14h: réunion avec le directeur. Au cours de celle-ci, après un petit discours hypocrite me concernant, il prétend que cette convention a pour objectif la formation dans le métier que j'ai visé. Malgré mes dénégations précédentes, il croit toujours que je vais faire ma formation dans son établissement! Il n'y a pas pire sourd que celui (ou celle) qui ne veut pas entendre!
J'ai beaucoup de mal à effectuer toutes les tâches qu'on me demande et me sens mal à l'aise dans ce milieu où j'ai été évaluée dans mon dos sur le métier que j'ai visé. On me précise que la période d'essai est terminée dans 15 jours pour ce poste, au lieu d'1 mois...
Mardi 3 novembre: Elle me donne à lire des dossiers. Je lis et signe un document sur les mesures à prendre contre la gippe A. Après avoir signé au stylo bille, je le rends à la responsable. En la regardant, je vois dans ses yeux qu'elle aurait préféré que je signe au crayon, pour ensuite gommer et prétendre que j'ai rendu un document capital non signé. Je suis prévoyante parce que j'ai déjà vécu ça en 1997 avec les bouteilles d'eau qu'on me vidait alors que je venais de les remplir.
Mercredi 4 novembre vers 9h 45: la musique est à fond. Je demande à fermer la porte pour recopier mon planning dans la pièce à côté (j'ai d'ailleurs fait une erreur à cause du bruit!)
- Non, laisse ouvert.
Cela sent le coup fourré. On fait tout pour me fatiguer pour prétendre ensuite que je ne fais pas mon travail. Cette même personne avait eu l'amabilité, il y a 2 ans, de baisser le volume et d'expliquer aux personnes présentes pourquoi je ne supporte pas le bruit. De plus, elle m'a vue baisser le volume la veille. Je lui dis: profite bien de la musique. Pourquoi? Si je devais travailler dans le bureau, je ne pourrais pas le supporter.
vers 14h 30: en comptant l'argent des personnes atteintes dans leur intégrité physique, je dois recompter plusieurs fois car je ne suis pas remise de la fatigue de la semaine passée malgré les longs repos tous les après-midis et de plus la musique à fond, ce matin-là, m'a fatiguée. Je fais une grosse erreur, ce que je ne fais jamais d'habitude. Beaucoup de monde entre et sort du bureau. Elle m'a déconcentrée!, ai-je dit.

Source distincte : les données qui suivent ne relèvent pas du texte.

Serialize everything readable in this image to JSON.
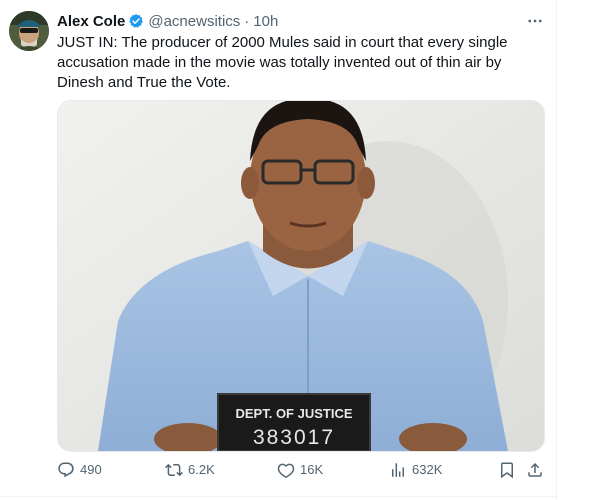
{
  "tweet": {
    "author_name": "Alex Cole",
    "author_handle": "@acnewsitics",
    "separator": "·",
    "time": "10h",
    "text": "JUST IN: The producer of 2000 Mules said in court that every single accusation made in the movie was totally invented out of thin air by Dinesh and True the Vote.",
    "media": {
      "placard_line1": "DEPT. OF JUSTICE",
      "placard_line2": "383017"
    },
    "stats": {
      "replies": "490",
      "reposts": "6.2K",
      "likes": "16K",
      "views": "632K"
    }
  },
  "colors": {
    "text_primary": "#0f1419",
    "text_secondary": "#536471",
    "verified": "#1d9bf0"
  }
}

Elle me demande ensuite de faire une sortie avec une personne en formation et réunit l'équipe dans son bureau après avoir fermé la porte. Bizarre... Juste avant de partir, elle me dit: avec ce qui s'est passé tout à l'heure, est-ce que ça va? Après ma réponse acerbe, elle me dit qu'avec ce qui s'est passé tout à l'heure, elle ne voudrait pas que je sois "en difficulté"...Pendant la sortie, je ne m'aperçois pas que la personne en formation est restée quelques mètres derrière moi à discuter avec une personne qu'elle accompagne. Au lieu de rester debout ou de redescendre la pente, je m'assieds sur un banc aux côtés de la personne que j'accompagne. Pas question de me fatiguer plus pour rien! Ceci arrive fatalement aux oreilles de ma responsable qui prend ce mauvais prétexte pour me faire une remarque injustifiée.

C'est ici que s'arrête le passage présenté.